Schon die Diagnose ist für Betroffene immens wichtig
Doch was ist mit teurer Diagnostik um der Diagnostik willen? In Vergütungsverhandlungen werde „schon mal diskutiert, ob die unbedingt sein muss, wenn es für die entdeckte Krankheit dann gar keine Therapie gibt“, räumte Kassenfunktionär Röttsches ein. Hier konterte die Patientenvertreterin Mann sofort. Auch bloße Diagnose sei für Erkrankte immens wichtig, sagte sie. Wer wisse, woran er leide und welche Prognose es für ihn gebe, könne sich darauf einstellen, so ihr Argument „Er weiß, was auf ihn zukommt, rennt dann vielleicht nicht mehr von Arzt zu Arzt, sichert seine Familie ab, lebt vielleicht ganz anders.“
Die wichtige Rolle von Daten und Registern für Patienten mit seltenen Erkrankungen belichtete schließlich eine weitere Patientenvertreterin. In Deutschland sei solche Vernetzung lange von ehrgeizigen Medizinern blockiert worden, die eine Datenherausgabe verweigert hätten, sagte Anke Widenmann-Grolig von der Federation of Esophageal Atresia and Tracheo-Esophageal Fistula Support Groups. Erst mit Europa sei nun „Schwung in die Sache gekommen“. Der CDU-Abgeordnete Georg Kippels führt das auch auf das Engagement von Gesundheitsminister Jens Spahn zurück. Es gehe jetzt darum, „nicht immer nur vom Datenschutz, sondern auch vom Datenschatz zu sprechen“, forderte er. Die deutsche Ratspräsidentschaft könne hier der Startschuss für deutlich mehr Bewegung sein.

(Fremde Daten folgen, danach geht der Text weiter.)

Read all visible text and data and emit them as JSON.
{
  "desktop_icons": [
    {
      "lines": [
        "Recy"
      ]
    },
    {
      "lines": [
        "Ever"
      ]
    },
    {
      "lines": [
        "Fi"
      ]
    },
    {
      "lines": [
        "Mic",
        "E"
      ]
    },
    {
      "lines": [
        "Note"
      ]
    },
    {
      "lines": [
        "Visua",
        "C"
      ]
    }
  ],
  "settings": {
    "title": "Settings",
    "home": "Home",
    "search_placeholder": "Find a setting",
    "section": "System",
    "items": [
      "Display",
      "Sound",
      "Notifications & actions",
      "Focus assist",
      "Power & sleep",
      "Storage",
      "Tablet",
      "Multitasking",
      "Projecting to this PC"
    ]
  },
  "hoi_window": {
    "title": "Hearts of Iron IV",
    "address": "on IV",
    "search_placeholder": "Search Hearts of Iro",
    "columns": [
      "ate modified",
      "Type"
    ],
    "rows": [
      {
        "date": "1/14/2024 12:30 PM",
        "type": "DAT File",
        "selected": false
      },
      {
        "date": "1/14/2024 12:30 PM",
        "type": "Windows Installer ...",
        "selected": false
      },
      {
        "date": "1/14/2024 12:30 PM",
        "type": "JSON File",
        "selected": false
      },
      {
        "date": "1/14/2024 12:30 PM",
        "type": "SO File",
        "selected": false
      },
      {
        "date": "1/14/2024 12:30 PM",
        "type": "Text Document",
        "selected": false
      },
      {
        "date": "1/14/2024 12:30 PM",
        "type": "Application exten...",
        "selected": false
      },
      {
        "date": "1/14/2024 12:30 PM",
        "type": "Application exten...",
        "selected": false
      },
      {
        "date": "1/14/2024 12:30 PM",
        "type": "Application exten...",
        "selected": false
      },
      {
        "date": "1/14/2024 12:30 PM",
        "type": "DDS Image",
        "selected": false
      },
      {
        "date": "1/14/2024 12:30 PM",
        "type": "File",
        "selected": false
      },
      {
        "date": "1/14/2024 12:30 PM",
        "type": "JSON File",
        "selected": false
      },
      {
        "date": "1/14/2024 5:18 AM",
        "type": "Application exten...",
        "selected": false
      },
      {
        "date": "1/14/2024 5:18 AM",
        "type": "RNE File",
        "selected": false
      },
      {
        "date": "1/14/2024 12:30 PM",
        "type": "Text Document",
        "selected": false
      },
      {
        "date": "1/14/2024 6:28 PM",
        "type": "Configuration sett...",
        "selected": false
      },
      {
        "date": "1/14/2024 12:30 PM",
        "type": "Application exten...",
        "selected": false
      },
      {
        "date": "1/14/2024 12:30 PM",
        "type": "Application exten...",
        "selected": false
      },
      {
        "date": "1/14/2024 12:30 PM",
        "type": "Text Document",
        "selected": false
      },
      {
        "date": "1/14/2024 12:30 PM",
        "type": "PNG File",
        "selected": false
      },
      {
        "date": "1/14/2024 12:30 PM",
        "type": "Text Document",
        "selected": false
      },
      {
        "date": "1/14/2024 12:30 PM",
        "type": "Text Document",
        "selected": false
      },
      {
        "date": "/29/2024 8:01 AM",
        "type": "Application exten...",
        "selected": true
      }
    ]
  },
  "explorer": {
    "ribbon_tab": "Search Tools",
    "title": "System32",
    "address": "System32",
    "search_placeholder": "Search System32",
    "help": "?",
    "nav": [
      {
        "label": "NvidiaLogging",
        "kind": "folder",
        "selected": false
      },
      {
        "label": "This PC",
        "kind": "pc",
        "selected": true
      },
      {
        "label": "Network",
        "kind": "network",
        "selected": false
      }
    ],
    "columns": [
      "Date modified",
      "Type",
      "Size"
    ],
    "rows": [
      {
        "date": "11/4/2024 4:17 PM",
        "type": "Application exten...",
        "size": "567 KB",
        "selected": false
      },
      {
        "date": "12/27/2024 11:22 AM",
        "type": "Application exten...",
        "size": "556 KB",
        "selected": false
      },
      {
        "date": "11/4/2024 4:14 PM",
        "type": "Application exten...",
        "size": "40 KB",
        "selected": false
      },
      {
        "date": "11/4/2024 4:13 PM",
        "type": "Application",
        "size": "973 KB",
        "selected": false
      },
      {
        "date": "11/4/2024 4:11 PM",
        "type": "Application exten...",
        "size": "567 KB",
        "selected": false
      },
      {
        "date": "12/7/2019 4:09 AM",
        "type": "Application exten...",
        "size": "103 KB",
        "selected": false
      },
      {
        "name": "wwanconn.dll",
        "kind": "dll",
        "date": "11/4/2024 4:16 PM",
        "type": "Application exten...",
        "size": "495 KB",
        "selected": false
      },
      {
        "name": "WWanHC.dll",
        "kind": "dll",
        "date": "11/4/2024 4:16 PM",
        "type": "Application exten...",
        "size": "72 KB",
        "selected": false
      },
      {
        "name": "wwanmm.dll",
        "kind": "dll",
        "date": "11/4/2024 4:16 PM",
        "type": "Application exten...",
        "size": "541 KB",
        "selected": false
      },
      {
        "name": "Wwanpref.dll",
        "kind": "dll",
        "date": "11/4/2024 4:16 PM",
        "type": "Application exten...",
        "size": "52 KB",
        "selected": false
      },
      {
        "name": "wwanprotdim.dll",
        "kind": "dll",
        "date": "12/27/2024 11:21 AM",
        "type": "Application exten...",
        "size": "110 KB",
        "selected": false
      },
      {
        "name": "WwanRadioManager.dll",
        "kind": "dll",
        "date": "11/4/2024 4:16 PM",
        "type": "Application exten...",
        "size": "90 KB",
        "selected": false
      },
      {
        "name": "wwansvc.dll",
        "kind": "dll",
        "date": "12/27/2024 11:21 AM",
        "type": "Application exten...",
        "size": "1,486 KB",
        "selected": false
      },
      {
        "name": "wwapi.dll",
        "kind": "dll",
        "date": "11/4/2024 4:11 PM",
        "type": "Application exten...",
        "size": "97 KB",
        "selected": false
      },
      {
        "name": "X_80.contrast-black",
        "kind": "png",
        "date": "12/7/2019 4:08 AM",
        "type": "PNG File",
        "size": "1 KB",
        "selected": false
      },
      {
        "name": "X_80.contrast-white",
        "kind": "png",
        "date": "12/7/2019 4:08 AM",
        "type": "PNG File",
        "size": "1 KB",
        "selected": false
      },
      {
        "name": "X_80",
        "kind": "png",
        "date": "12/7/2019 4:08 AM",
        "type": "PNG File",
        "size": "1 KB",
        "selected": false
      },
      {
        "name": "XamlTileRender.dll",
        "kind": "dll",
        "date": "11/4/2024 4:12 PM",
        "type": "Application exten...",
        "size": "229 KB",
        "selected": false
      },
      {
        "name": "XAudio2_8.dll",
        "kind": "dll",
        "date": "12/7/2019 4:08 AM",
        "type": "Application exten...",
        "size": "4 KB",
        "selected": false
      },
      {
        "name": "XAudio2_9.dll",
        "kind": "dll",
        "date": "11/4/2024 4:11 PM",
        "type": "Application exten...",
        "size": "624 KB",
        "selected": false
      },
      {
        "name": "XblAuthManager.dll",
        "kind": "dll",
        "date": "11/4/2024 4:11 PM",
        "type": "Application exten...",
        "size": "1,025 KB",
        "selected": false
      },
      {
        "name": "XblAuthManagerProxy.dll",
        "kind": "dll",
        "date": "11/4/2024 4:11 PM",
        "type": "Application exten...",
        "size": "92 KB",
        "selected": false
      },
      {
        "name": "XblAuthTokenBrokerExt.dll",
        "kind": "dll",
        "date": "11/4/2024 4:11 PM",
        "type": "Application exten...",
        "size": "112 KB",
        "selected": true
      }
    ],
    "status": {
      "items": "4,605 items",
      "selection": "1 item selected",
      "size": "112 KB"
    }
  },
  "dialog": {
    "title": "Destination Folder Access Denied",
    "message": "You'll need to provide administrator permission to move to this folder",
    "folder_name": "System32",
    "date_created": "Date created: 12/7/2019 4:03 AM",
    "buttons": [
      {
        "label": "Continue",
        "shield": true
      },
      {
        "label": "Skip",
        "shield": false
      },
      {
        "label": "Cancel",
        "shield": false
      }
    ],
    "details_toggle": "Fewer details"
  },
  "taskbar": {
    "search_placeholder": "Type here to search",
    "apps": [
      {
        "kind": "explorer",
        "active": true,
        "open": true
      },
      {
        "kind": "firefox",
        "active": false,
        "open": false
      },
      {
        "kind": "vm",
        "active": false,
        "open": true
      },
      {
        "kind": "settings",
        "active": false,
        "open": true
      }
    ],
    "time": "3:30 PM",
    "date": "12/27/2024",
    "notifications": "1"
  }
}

Bei der Organspende habe er für die Entscheidungslösung gestimmt, berichtete der CDU-Politiker. Bei der Datenspende sei er jedoch „für eine Widerspruchslösung“. Wobei ihn das Wort Spende störe, weil es etwas von Großzügigkeit beinhalte. Tatsächlich gehe es schlicht und sachlich „um die Bereitschaft, mit eigenen Daten einen Beitrag für die Forschung zu leisten“. Eine Mitwirkung, die vielen Menschen und womöglich auch einem selber Vorteile bringe. Das müsse man noch stärker betonen. Gerade Patienten mit seltenen Krankheiten könnten von intensiverem Datenaustausch enorm profitieren.